AT&T chief says hiring Cohen a ‘big mistake’

- CECILIA KANG

WASHINGTON — Randall L. Stephenson, AT&T’s chief executive, said Friday that the company had made a “big mistake” by hiring U.S. President Donald Trump’s personal lawyer, Michael Cohen, to advise on the telecommun­ications giant’s deal to buy Time Warner.

“Our company has been in the headlines for all the wrong reasons these last few days, and our reputation has been damaged,” Stephenson wrote in a memo to employees. “There is no other way to say it — AT&T hiring Michael Cohen as a political consultant was a big mistake.”

Stephenson’s note followed the revelation that the company had paid Cohen $600,000 (all figures U.S.) to advise on the $85.4-billion merger with Time Warner and other regulatory matters.

He also said in the memo that the company’s head of lobbying and external affairs, Bob Quinn, 57, would be retiring.

Federal prosecutor­s are investigat­ing Cohen’s business dealings, including a $130,000 payment he made to porn film actress Stephanie Clifford, known profession­ally as Stormy Daniels, as part of a deal to buy her silence about an affair she says she had with Trump. The president has denied her claims.

The payment to Clifford was the first known activity involving Essentials Consulting, a socalled shell company incorporat­ed in Delaware by Cohen. It was through Essentials Consulting that AT&T retained Cohen.

The disclosure of AT&T’s ties to Cohen comes at a critical moment for the company, which is defending its merger with Time Warner in federal court against the Justice Department’s efforts to block the deal.

Stephenson insisted in his memo that “everything we did was done according to the law and entirely legitimate” and that Cohen did not do any lobbying on behalf of AT&T. Nonetheles­s, he added, retaining Cohen “was a serious misjudgmen­t.”

“In this instance,” he continued, “our Washington, D.C., team’s vetting process clearly failed, and I take responsibi­lity for that.”

Time Warner was not aware of AT&T’s contract with Cohen, according to a person familiar with the company’s thinking. Within Time Warner this week, officials were surprised to learn about the contract with Essentials Consulting.
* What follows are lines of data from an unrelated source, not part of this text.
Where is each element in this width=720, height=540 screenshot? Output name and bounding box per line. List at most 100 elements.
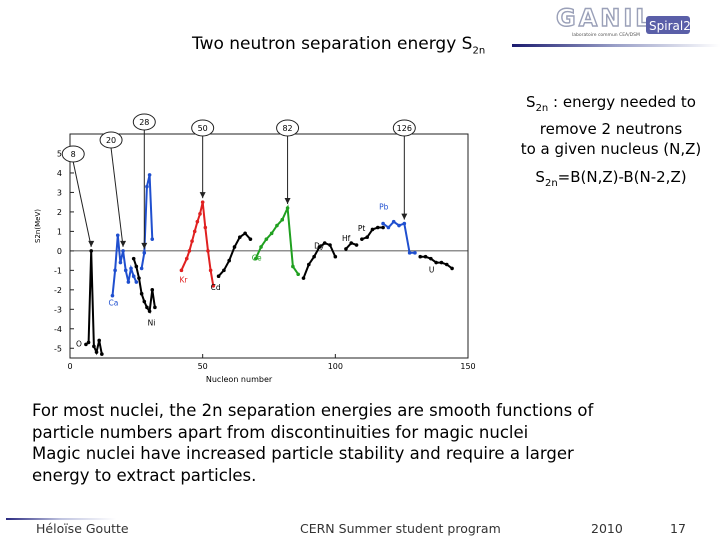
data-point [86,340,91,345]
s2n-definition: S2n : energy needed to remove 2 neutrons… [505,92,717,159]
data-point [145,305,149,310]
data-point [354,243,359,247]
series-line [254,204,300,275]
data-point [211,284,216,288]
data-point [344,247,348,251]
series-label: Cd [211,283,221,292]
magic-number-label: 50 [198,124,208,133]
magic-arrowhead [120,240,127,247]
magic-arrowhead [141,242,148,249]
body-line1: For most nuclei, the 2n separation energ… [32,401,594,420]
magic-number-label: 126 [397,124,412,133]
footer-page-number: 17 [670,521,686,536]
data-point [129,266,133,271]
data-point [381,221,385,226]
logo-tag-bg [646,16,690,34]
data-point [195,219,200,224]
data-point [413,251,417,255]
data-point [142,251,147,255]
data-point [243,231,247,236]
data-point [198,212,202,216]
x-tick-label: 150 [460,362,475,371]
data-point [131,256,136,261]
data-point [153,305,157,310]
x-tick-label: 0 [67,362,72,371]
data-point [113,268,117,273]
footer-event: CERN Summer student program [300,521,501,536]
magic-arrowhead [401,213,408,220]
series-line [140,174,154,269]
body-line2: particle numbers apart from discontinuit… [32,422,529,442]
data-point [402,221,407,226]
slide-title: Two neutron separation energy S2n [192,34,486,57]
data-point [434,260,438,265]
series-label: Hf [342,234,351,243]
data-point [142,299,147,304]
logo-tag: Spiral2 [649,19,691,33]
y-tick-label: -2 [54,286,62,295]
series-label: Dy [314,242,325,251]
data-point [391,219,396,224]
y-axis-label: S2n(MeV) [34,209,42,243]
magic-number-label: 20 [106,136,116,145]
data-point [200,200,205,204]
footer-rule [6,518,116,520]
y-tick-label: 3 [57,188,62,197]
x-tick-label: 50 [198,362,208,371]
data-point [121,249,125,253]
data-point [179,268,184,273]
data-point [206,249,210,253]
magic-number-label: 8 [71,150,76,159]
series-label: Pb [379,203,389,212]
data-point [100,352,104,356]
y-tick-label: 4 [57,169,62,178]
definition-line2: remove 2 neutrons [539,120,683,138]
data-point [444,262,449,267]
data-point [328,243,332,247]
data-point [131,274,136,278]
title-rule [512,44,720,47]
data-point [94,350,99,354]
chart-magic-markers: 8 20 28 50 82 126 [61,113,416,249]
body-line4: energy to extract particles. [32,465,257,485]
data-point [187,249,192,253]
series-label: U [429,266,435,275]
magic-arrow [110,147,124,247]
magic-arrowhead [88,240,95,247]
data-point [89,249,94,253]
data-point [222,268,226,273]
data-point [137,276,141,280]
data-point [365,235,369,240]
series-line [85,250,103,356]
body-line3: Magic nuclei have increased particle sta… [32,444,574,463]
data-point [407,251,412,255]
data-point [349,241,354,245]
y-tick-label: -3 [54,305,62,314]
plot-frame [69,133,469,359]
data-point [450,266,454,271]
data-point [253,256,258,261]
series-label: O [76,339,82,348]
definition-line3: to a given nucleus (N,Z) [520,140,702,158]
data-point [150,288,155,292]
data-point [147,309,152,314]
data-point [145,184,149,189]
ganil-spiral2-logo: GANIL Spiral2 laboratoire commun CEA/DSM [555,3,691,38]
data-point [139,266,144,271]
data-point [285,206,290,210]
s2n-chart: 5 4 3 2 1 0 -1 -2 -3 -4 -5 0 50 100 150 Nucleon number S… [34,113,476,384]
chart-axes: 5 4 3 2 1 0 -1 -2 -3 -4 -5 0 50 100 150 Nucleon number S… [34,133,476,384]
y-tick-label: 0 [57,247,62,256]
data-point [275,223,279,228]
magic-number-label: 28 [139,118,149,127]
y-tick-label: -4 [54,325,62,334]
footer-year: 2010 [591,521,623,536]
data-point [123,268,128,273]
magic-number-label: 82 [282,124,292,133]
data-point [375,225,380,230]
data-point [333,254,338,259]
data-point [248,237,253,241]
data-point [429,256,433,261]
logo-small-line: laboratoire commun CEA/DSM [572,32,640,38]
series-line [180,201,215,287]
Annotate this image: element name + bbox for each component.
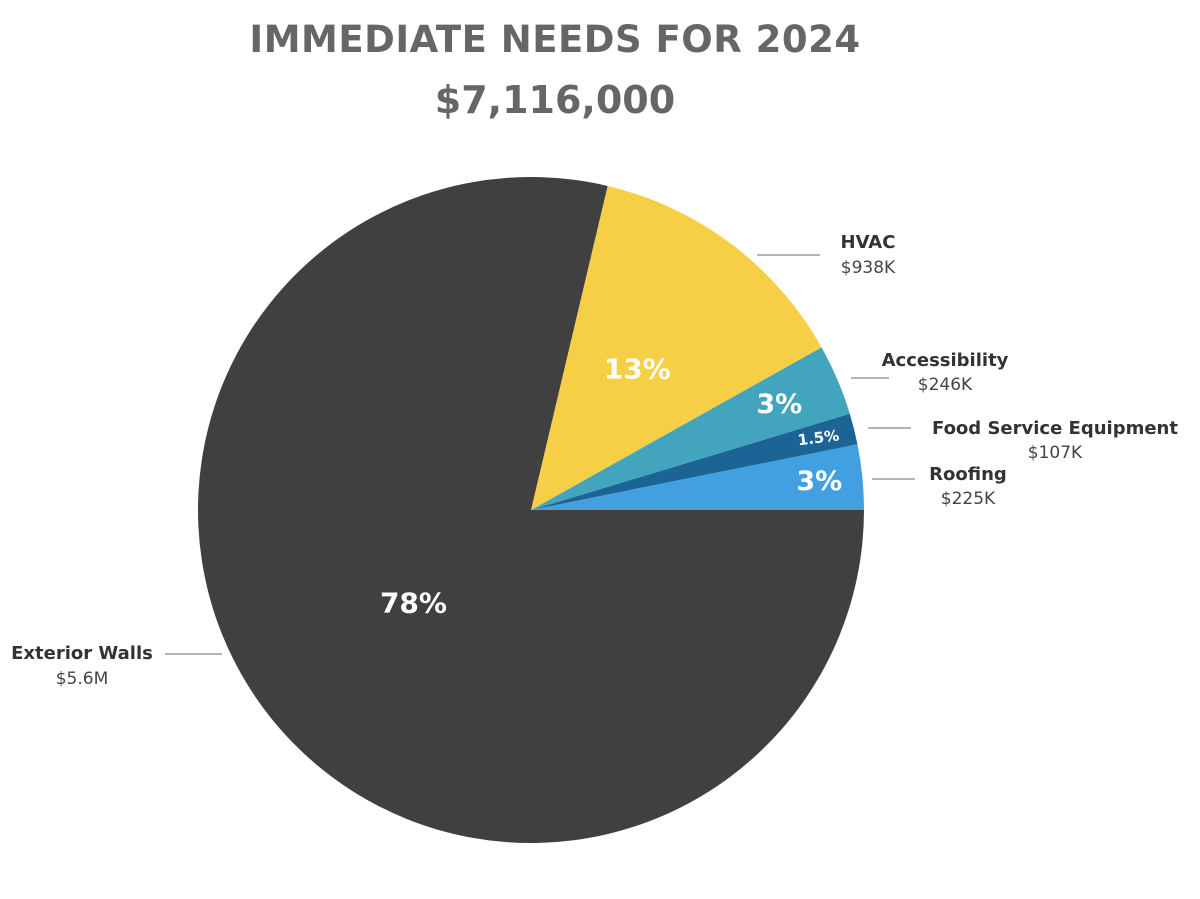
pie-percent-label-hvac: 13% bbox=[604, 353, 671, 386]
slice-value-label-exterior-walls: $5.6M bbox=[56, 669, 109, 689]
slice-name-label-hvac: HVAC bbox=[841, 232, 896, 253]
slice-value-label-hvac: $938K bbox=[841, 258, 896, 278]
pie-percent-label-food-service-equipment: 1.5% bbox=[797, 426, 840, 449]
slice-name-label-food-service-equipment: Food Service Equipment bbox=[932, 418, 1178, 439]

AT&T has said Cohen approached employees in the company’s Washington office shortly after the election. He promised to provide advice on who the “key players” would be in Trump’s administra­tion and “their priorities and how they think,” AT&T said in a fact sheet released Friday.

The company also said in the fact sheet that it had been contacted late last year about Cohen by the office of Robert Mueller, the special counsel investigat­ing Russian meddling in the 2016 election and other matters, and had “co-operated fully.”